Total cost of grocery store products                                          $26.60            


Total cost of equivalent homemade products                         $10.38

Total savings                                                                                       $16.22


Let’s say you consume these items in 2 weeks (our average for a 2-person household), this adds up $422 in savings per year!

If this doesn’t convince you to try making some of your weekly staples at home, maybe these recipes will…

Homemade Whole Grain Seeded Sandwich Bread


When making bread, I highly recommend using a kitchen scale.


  • 3 1/8 cups whole grain flour (375g)
  • 1 1/8 cups room temperature water (272g)
  • 1 tbsp instant yeast (10g)
  • 2 tsp salt (7g)
  • 2 tbsp flax seeds (56g)
  • 1/4 pumpkin seeds (1 oz)


Mix flour and water until well combined. Cover and rest for 30 minutes – 2 hours, the longer the better! Add remaining ingredients and knead by hand for 12-15 minutes or by mixer on speed 2 for 5 minutes. Cover and let double in size for 45 minutes.

Note: The temperature at everyone’s house is a little different, therefore the time it takes for your bread to double in size may also vary.

Preheat oven to 425.

Transfer dough onto floured surface and punch down to flatten into a square. Roll dough into a smooth 3”x 8” log and place seam-side-down into a greased 5” x 9” bread pan. Allow to rise for 30-45 minutes until ½ above pan edge.

Bake for 5 minutes at 425 then drop temperature to 375 for another 25 minutes.

Note: Oven temps also vary, bread is done when golden brown all around.

Remove from pan and place on cooling rack. Allow to cool completely before slicing.


Homemade Fruit and Nut Bars



  • 2 cups pitted dates (625g)
  • 2 cups rolled oats (200g)
  • ¼ cup peanuts or preferred nuts/seeds (50g)
  • ½ cup dry quinoa (100g)
  • ½ cup agave (100g)


In a food processor, process dates until sticky paste forms into a ball. In a separate bowl or bowl of a stand mixer, mix oats, nuts/seeds, and quinoa. Wet hands and break up date paste into smaller chunks over dry ingredients. Pour agave over all ingredients and mix using paddle attachment or hands until fully mixed. If using hand, make sure keep slightly wet to repel the sticky dates. Remove dough and press into a 9”x 13” baking sheet line with parchment paper or plastic wrap until evenly dispersed to all corners of pan. Place in freezer for 10-15 minutes. Remove from freezer and cut into 24 bars. These bars don’t need refrigeration, however they keep their shape better when cold.

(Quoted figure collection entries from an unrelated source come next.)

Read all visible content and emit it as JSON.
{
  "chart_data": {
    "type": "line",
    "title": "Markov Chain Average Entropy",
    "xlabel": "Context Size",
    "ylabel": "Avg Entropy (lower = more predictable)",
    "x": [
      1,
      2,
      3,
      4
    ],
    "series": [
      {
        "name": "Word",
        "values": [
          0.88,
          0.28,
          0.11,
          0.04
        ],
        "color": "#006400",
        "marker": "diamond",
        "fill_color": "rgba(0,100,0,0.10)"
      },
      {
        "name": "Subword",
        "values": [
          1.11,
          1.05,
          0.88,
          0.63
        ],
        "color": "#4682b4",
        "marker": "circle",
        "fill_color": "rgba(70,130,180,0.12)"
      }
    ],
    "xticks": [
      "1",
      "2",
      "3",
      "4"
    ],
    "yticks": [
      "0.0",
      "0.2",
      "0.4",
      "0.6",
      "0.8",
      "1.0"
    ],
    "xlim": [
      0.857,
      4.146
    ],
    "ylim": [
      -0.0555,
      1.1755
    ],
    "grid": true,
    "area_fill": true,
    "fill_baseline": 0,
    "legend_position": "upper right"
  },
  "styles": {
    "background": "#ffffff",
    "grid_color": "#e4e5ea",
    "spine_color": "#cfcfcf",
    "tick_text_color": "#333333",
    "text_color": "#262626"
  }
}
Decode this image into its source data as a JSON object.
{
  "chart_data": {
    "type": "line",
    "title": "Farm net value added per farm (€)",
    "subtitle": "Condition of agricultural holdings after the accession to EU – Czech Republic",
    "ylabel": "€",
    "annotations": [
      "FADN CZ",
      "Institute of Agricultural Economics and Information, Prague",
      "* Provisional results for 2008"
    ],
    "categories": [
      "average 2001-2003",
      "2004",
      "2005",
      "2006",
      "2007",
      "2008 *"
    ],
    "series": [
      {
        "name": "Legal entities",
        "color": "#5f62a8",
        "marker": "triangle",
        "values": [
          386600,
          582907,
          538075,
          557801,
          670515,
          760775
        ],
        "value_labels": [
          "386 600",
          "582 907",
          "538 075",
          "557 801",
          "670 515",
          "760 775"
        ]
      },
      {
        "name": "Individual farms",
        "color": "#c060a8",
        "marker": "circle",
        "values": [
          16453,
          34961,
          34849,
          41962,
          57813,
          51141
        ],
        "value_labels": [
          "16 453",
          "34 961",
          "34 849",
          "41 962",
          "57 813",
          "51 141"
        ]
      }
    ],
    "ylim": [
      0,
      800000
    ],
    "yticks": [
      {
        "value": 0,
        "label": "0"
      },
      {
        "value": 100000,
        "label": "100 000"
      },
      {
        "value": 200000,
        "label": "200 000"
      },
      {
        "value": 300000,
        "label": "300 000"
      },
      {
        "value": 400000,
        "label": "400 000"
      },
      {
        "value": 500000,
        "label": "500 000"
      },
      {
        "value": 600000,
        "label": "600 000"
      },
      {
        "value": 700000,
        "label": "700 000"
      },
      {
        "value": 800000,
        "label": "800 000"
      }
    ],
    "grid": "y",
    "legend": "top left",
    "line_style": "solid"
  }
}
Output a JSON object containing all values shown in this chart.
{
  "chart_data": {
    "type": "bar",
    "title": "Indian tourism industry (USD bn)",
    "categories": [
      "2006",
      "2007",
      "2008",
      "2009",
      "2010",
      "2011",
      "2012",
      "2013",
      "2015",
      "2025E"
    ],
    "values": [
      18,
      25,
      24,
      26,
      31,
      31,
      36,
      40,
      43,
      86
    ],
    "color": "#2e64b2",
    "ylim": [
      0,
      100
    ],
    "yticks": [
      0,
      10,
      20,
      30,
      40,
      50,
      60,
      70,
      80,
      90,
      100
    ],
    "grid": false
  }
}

One-Ingredient Homemade Peanut Butter or Almond Butter


Peanut Butter:


  • 4 cups (1lb) unsalted, dry roasted peanuts


In a food processor or high-speed blender, puree peanuts until smooth and creamy. This can take up to 5 minutes, depending on how smooth you prefer it.

Almond Butter:


  • 4 cups (1lb) raw almonds


Preheat over to 350. Place almonds on a large baking sheet and bake for 20 minutes, mixing/flipping almonds half way through baking time. Allow almonds to cool completely.

**Tip: You can use roasted almonds to save time, however roasted almonds are typically a little more expensive that raw almonds**

In a food processor or high-speed blender, puree cooled almonds until smooth and creamy. This can take up to 7-10 minutes, depending on how smooth you prefer it. Stop food processor after 5 minutes and allow to rest before resuming.

Samira Bouldt, is a Certified Personal Trainer and Nutritionist at Saint Mary’s Fitness Center.